Il condominio provvedeva ad impugnare il provvedimento comunale dinanzi al TAR, evidenziando come le normative citate dall’amministrazione comunali non fossero applicabili al caso di specie, dal momento che “le norme del regolamento edilizio invocate, le quali impongono che ogni edificio debba essere dotato di apposito locale per la raccolta dei rifiuti, si applicherebbero esclusivamente agi edifici di nuova realizzazione, ovvero per i quali siano stati di recente eseguiti i lavori di ristrutturazione, e non già alle strutture, come quella del condominio interessato, realizzate in epoca risalente, anteriore all’entrata in vigore delle norme stesse”.
Il TAR riteneva, tuttavia, di non dover aderire alle argomentazioni svolte dal condominio ricorrente.
Secondo il TAR, infatti, è vero che le norme richiamate dall’amministrazione comunale non erano applicabili al caso di specie, ma ciò non consentiva, comunque, di poter sostenere che il Comune non avesse il potere “di ordinare la costruzione di locali destinati allo stoccaggio dei rifiuti nei confronti dei proprietari di fabbricati di risalente costruzione”.
Infatti, secondo il TAR, per tale tipologia di fabbricati, l’applicazione delle nuove regole, può essere comunque imposta dall’Autorità amministrativa, “qualora ricorrano superiori esigenze di interesse pubblico, con il limite oggettivo degli interventi tecnicamente realizzabili”.
Nello specifico, osserva il TAR come siano “tipiche esigenze di interesse pubblico”, quelle connesse “alle preminenti esigenze di tutela della salute e dell’igiene ed, in particolare, al corretto svolgimento delle operazioni di raccolta e stoccaggio dei rifiuti, prodotti dalle unità abitative, all’interno di spazi ed aree condominiali, in attesa del loro conferimento al servizio pubblico di raccolta”.
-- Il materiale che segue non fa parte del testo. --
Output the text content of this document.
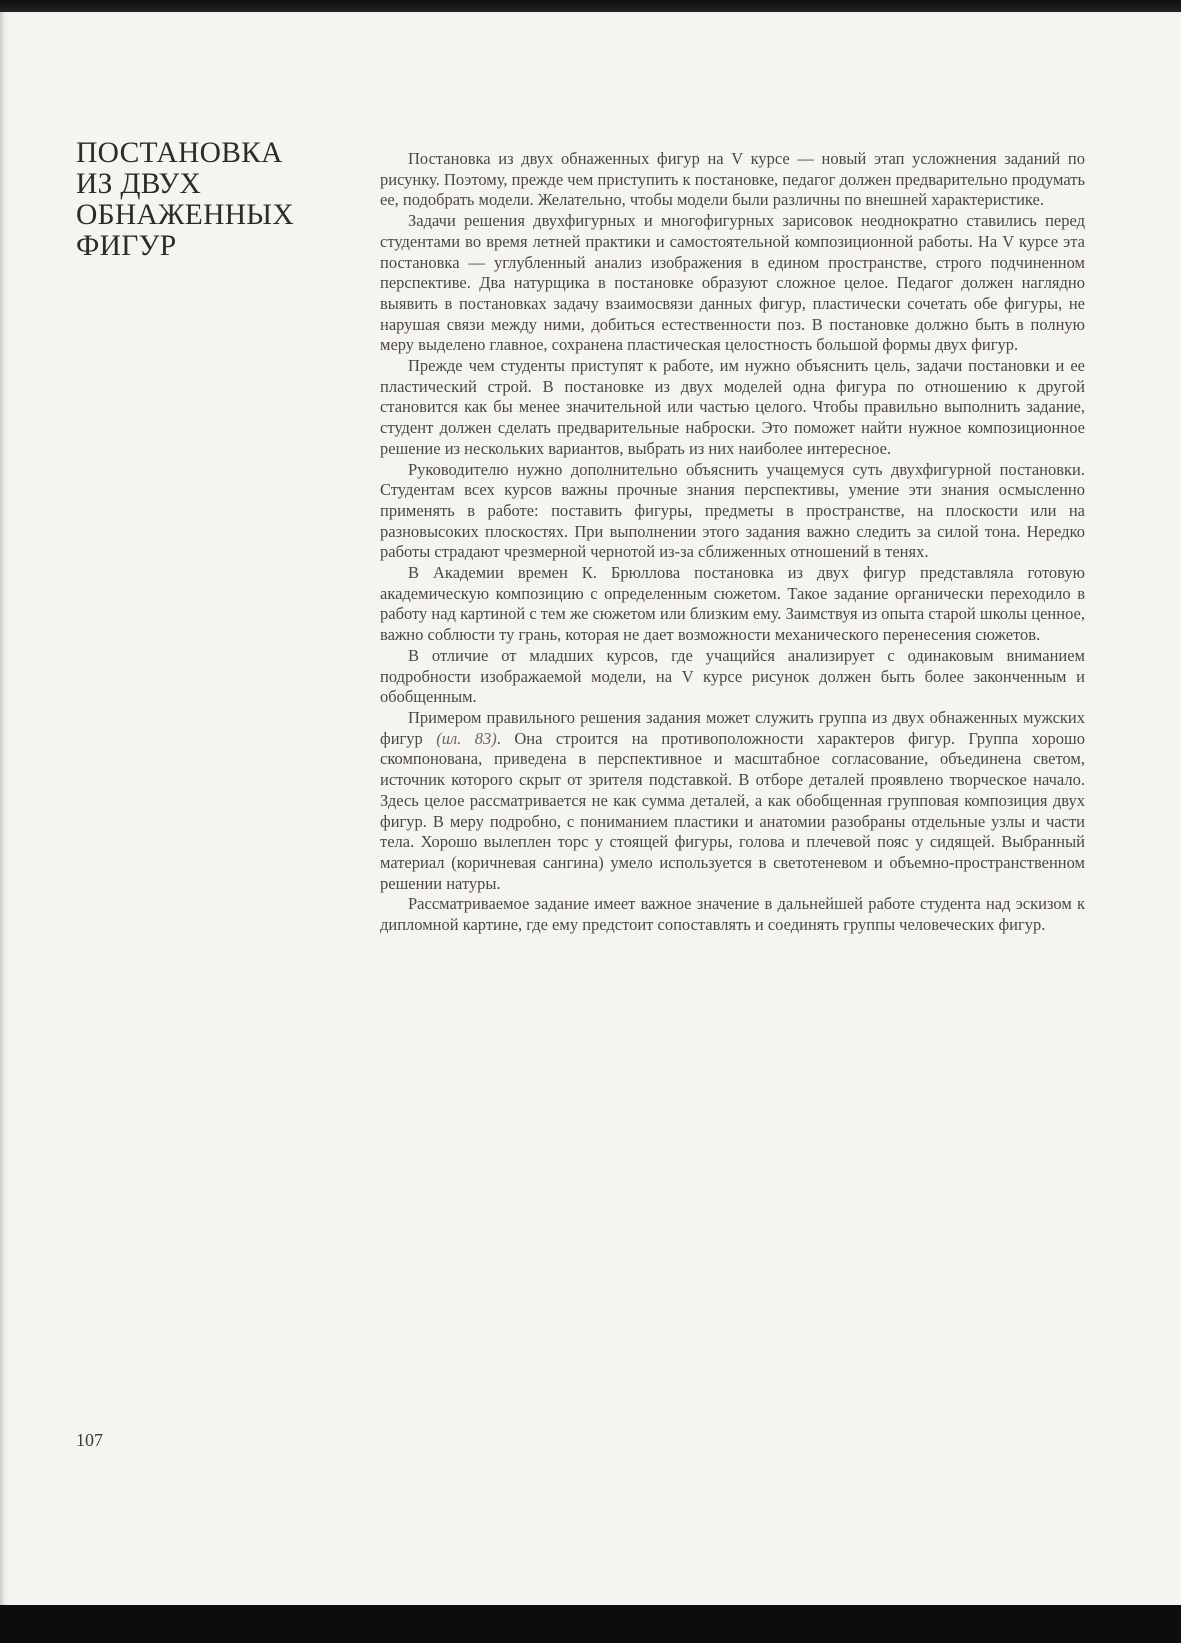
ПОСТАНОВКА
ИЗ ДВУХ
ОБНАЖЕННЫХ
ФИГУР

Постановка из двух обнаженных фигур на V курсе — новый этап усложнения заданий по рисунку. Поэтому, прежде чем приступить к постановке, педагог должен предварительно продумать ее, подобрать модели. Желательно, чтобы модели были различны по внешней характеристике.

Задачи решения двухфигурных и многофигурных зарисовок неоднократно ставились перед студентами во время летней практики и самостоятельной композиционной работы. На V курсе эта постановка — углубленный анализ изображения в едином пространстве, строго подчиненном перспективе. Два натурщика в постановке образуют сложное целое. Педагог должен наглядно выявить в постановках задачу взаимосвязи данных фигур, пластически сочетать обе фигуры, не нарушая связи между ними, добиться естественности поз. В постановке должно быть в полную меру выделено главное, сохранена пластическая целостность большой формы двух фигур.

Прежде чем студенты приступят к работе, им нужно объяснить цель, задачи постановки и ее пластический строй. В постановке из двух моделей одна фигура по отношению к другой становится как бы менее значительной или частью целого. Чтобы правильно выполнить задание, студент должен сделать предварительные наброски. Это поможет найти нужное композиционное решение из нескольких вариантов, выбрать из них наиболее интересное.

Руководителю нужно дополнительно объяснить учащемуся суть двухфигурной постановки. Студентам всех курсов важны прочные знания перспективы, умение эти знания осмысленно применять в работе: поставить фигуры, предметы в пространстве, на плоскости или на разновысоких плоскостях. При выполнении этого задания важно следить за силой тона. Нередко работы страдают чрезмерной чернотой из-за сближенных отношений в тенях.

В Академии времен К. Брюллова постановка из двух фигур представляла готовую академическую композицию с определенным сюжетом. Такое задание органически переходило в работу над картиной с тем же сюжетом или близким ему. Заимствуя из опыта старой школы ценное, важно соблюсти ту грань, которая не дает возможности механического перенесения сюжетов.

В отличие от младших курсов, где учащийся анализирует с одинаковым вниманием подробности изображаемой модели, на V курсе рисунок должен быть более законченным и обобщенным.

Примером правильного решения задания может служить группа из двух обнаженных мужских фигур (ил. 83). Она строится на противоположности характеров фигур. Группа хорошо скомпонована, приведена в перспективное и масштабное согласование, объединена светом, источник которого скрыт от зрителя подставкой. В отборе деталей проявлено творческое начало. Здесь целое рассматривается не как сумма деталей, а как обобщенная групповая композиция двух фигур. В меру подробно, с пониманием пластики и анатомии разобраны отдельные узлы и части тела. Хорошо вылеплен торс у стоящей фигуры, голова и плечевой пояс у сидящей. Выбранный материал (коричневая сангина) умело используется в светотеневом и объемно-пространственном решении натуры.

Рассматриваемое задание имеет важное значение в дальнейшей работе студента над эскизом к дипломной картине, где ему предстоит сопоставлять и соединять группы человеческих фигур.

107
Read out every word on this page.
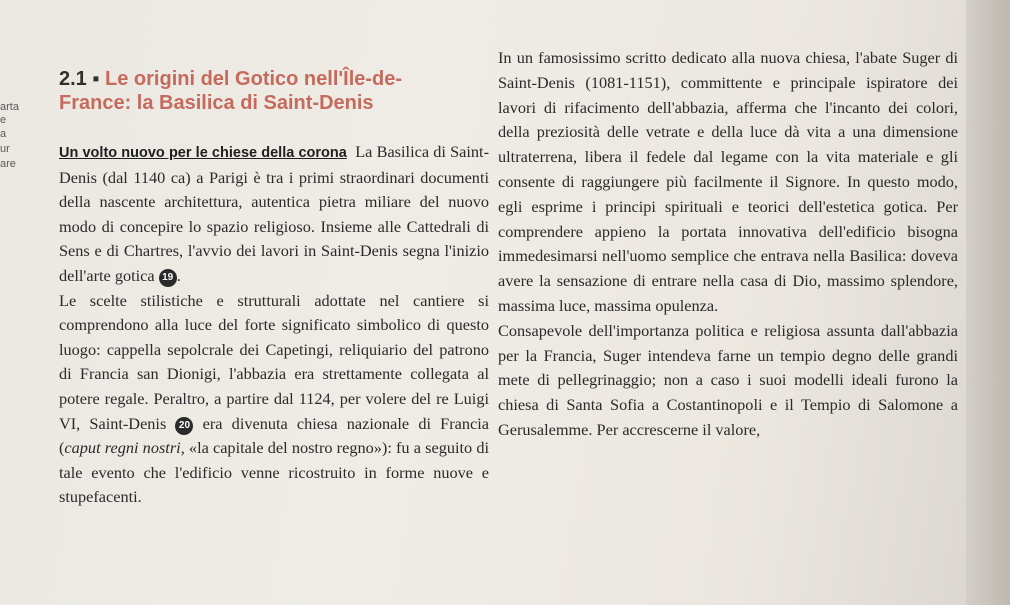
arta
e
a
ur
are
2.1 ▪ Le origini del Gotico nell'Île-de-
France: la Basilica di Saint-Denis

Un volto nuovo per le chiese della corona La Basilica di Saint-Denis (dal 1140 ca) a Parigi è tra i primi straordinari documenti della nascente architettura, autentica pietra miliare del nuovo modo di concepire lo spazio religioso. Insieme alle Cattedrali di Sens e di Chartres, l'avvio dei lavori in Saint-Denis segna l'inizio dell'arte gotica 19 .

Le scelte stilistiche e strutturali adottate nel cantiere si comprendono alla luce del forte significato simbolico di questo luogo: cappella sepolcrale dei Capetingi, reliquiario del patrono di Francia san Dionigi, l'abbazia era strettamente collegata al potere regale. Peraltro, a partire dal 1124, per volere del re Luigi VI, Saint-Denis 20 era divenuta chiesa nazionale di Francia (caput regni nostri, «la capitale del nostro regno»): fu a seguito di tale evento che l'edificio venne ricostruito in forme nuove e stupefacenti.

In un famosissimo scritto dedicato alla nuova chiesa, l'abate Suger di Saint-Denis (1081-1151), committente e principale ispiratore dei lavori di rifacimento dell'abbazia, afferma che l'incanto dei colori, della preziosità delle vetrate e della luce dà vita a una dimensione ultraterrena, libera il fedele dal legame con la vita materiale e gli consente di raggiungere più facilmente il Signore. In questo modo, egli esprime i principi spirituali e teorici dell'estetica gotica. Per comprendere appieno la portata innovativa dell'edificio bisogna immedesimarsi nell'uomo semplice che entrava nella Basilica: doveva avere la sensazione di entrare nella casa di Dio, massimo splendore, massima luce, massima opulenza.

Consapevole dell'importanza politica e religiosa assunta dall'abbazia per la Francia, Suger intendeva farne un tempio degno delle grandi mete di pellegrinaggio; non a caso i suoi modelli ideali furono la chiesa di Santa Sofia a Costantinopoli e il Tempio di Salomone a Gerusalemme. Per accrescerne il valore,
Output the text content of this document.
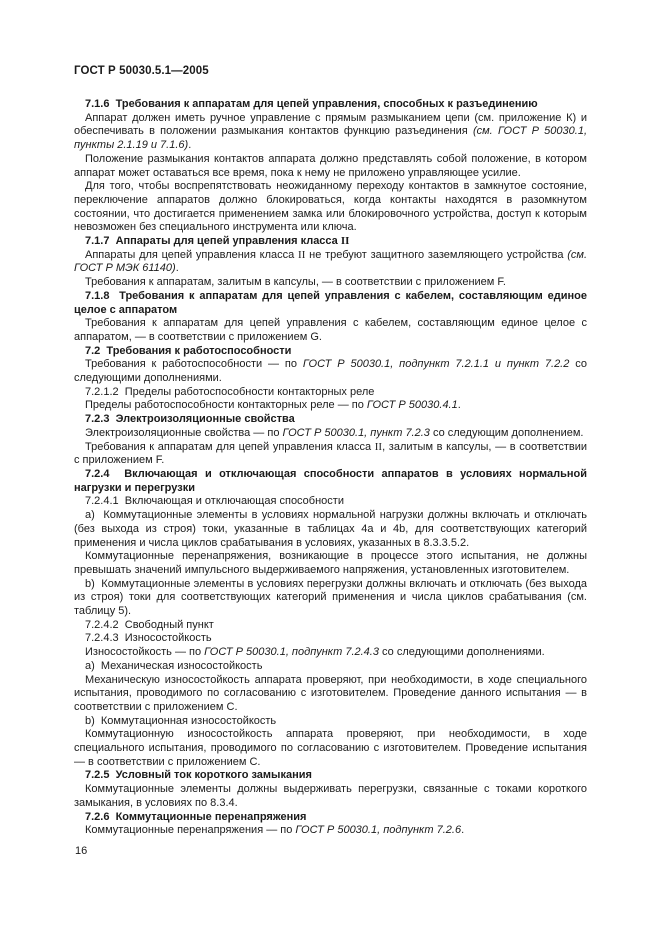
ГОСТ Р 50030.5.1—2005

7.1.6  Требования к аппаратам для цепей управления, способных к разъединению

Аппарат должен иметь ручное управление с прямым размыканием цепи (см. приложение К) и обеспечивать в положении размыкания контактов функцию разъединения (см. ГОСТ Р 50030.1, пункты 2.1.19 и 7.1.6).

Положение размыкания контактов аппарата должно представлять собой положение, в котором аппарат может оставаться все время, пока к нему не приложено управляющее усилие.

Для того, чтобы воспрепятствовать неожиданному переходу контактов в замкнутое состояние, переключение аппаратов должно блокироваться, когда контакты находятся в разомкнутом состоянии, что достигается применением замка или блокировочного устройства, доступ к которым невозможен без специального инструмента или ключа.

7.1.7  Аппараты для цепей управления класса II

Аппараты для цепей управления класса II не требуют защитного заземляющего устройства (см. ГОСТ Р МЭК 61140).

Требования к аппаратам, залитым в капсулы, — в соответствии с приложением F.

7.1.8  Требования к аппаратам для цепей управления с кабелем, составляющим единое целое с аппаратом

Требования к аппаратам для цепей управления с кабелем, составляющим единое целое с аппаратом, — в соответствии с приложением G.

7.2  Требования к работоспособности

Требования к работоспособности — по ГОСТ Р 50030.1, подпункт 7.2.1.1 и пункт 7.2.2 со следующими дополнениями.

7.2.1.2  Пределы работоспособности контакторных реле

Пределы работоспособности контакторных реле — по ГОСТ Р 50030.4.1.

7.2.3  Электроизоляционные свойства

Электроизоляционные свойства — по ГОСТ Р 50030.1, пункт 7.2.3 со следующим дополнением.

Требования к аппаратам для цепей управления класса II, залитым в капсулы, — в соответствии с приложением F.

7.2.4  Включающая и отключающая способности аппаратов в условиях нормальной нагрузки и перегрузки

7.2.4.1  Включающая и отключающая способности

a)  Коммутационные элементы в условиях нормальной нагрузки должны включать и отключать (без выхода из строя) токи, указанные в таблицах 4a и 4b, для соответствующих категорий применения и числа циклов срабатывания в условиях, указанных в 8.3.3.5.2.

Коммутационные перенапряжения, возникающие в процессе этого испытания, не должны превышать значений импульсного выдерживаемого напряжения, установленных изготовителем.

b)  Коммутационные элементы в условиях перегрузки должны включать и отключать (без выхода из строя) токи для соответствующих категорий применения и числа циклов срабатывания (см. таблицу 5).

7.2.4.2  Свободный пункт

7.2.4.3  Износостойкость

Износостойкость — по ГОСТ Р 50030.1, подпункт 7.2.4.3 со следующими дополнениями.

a)  Механическая износостойкость

Механическую износостойкость аппарата проверяют, при необходимости, в ходе специального испытания, проводимого по согласованию с изготовителем. Проведение данного испытания — в соответствии с приложением C.

b)  Коммутационная износостойкость

Коммутационную износостойкость аппарата проверяют, при необходимости, в ходе специального испытания, проводимого по согласованию с изготовителем. Проведение испытания — в соответствии с приложением C.

7.2.5  Условный ток короткого замыкания

Коммутационные элементы должны выдерживать перегрузки, связанные с токами короткого замыкания, в условиях по 8.3.4.

7.2.6  Коммутационные перенапряжения

Коммутационные перенапряжения — по ГОСТ Р 50030.1, подпункт 7.2.6.

16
Osserva il TAR, peraltro, come appaia del tutto “intollerabile” che “i rifiuti vengano ammassati (pur se allocati in appositi cassonetti), per stazionare, in attesa del conferimento, in aree condominiali non adatte allo scopo, poste in immediata vicinanza alla finestra delle abitazioni”.
Secondo il TAR, dunque, l’Amministrazione comunale aveva del tutto legittimamente adottato il provvedimento impugnato, ordinando “l’adeguamento del fabbricato al vigente regolamento edilizio, attraverso la realizzazione di un apposito locale di raccolta, con conseguente infondatezza delle censure proposte”.
Alla luce di tali considerazioni, il TAR rigettava il ricorso proposto dal condominio, condannando il medesimo al pagamento delle spese processuali.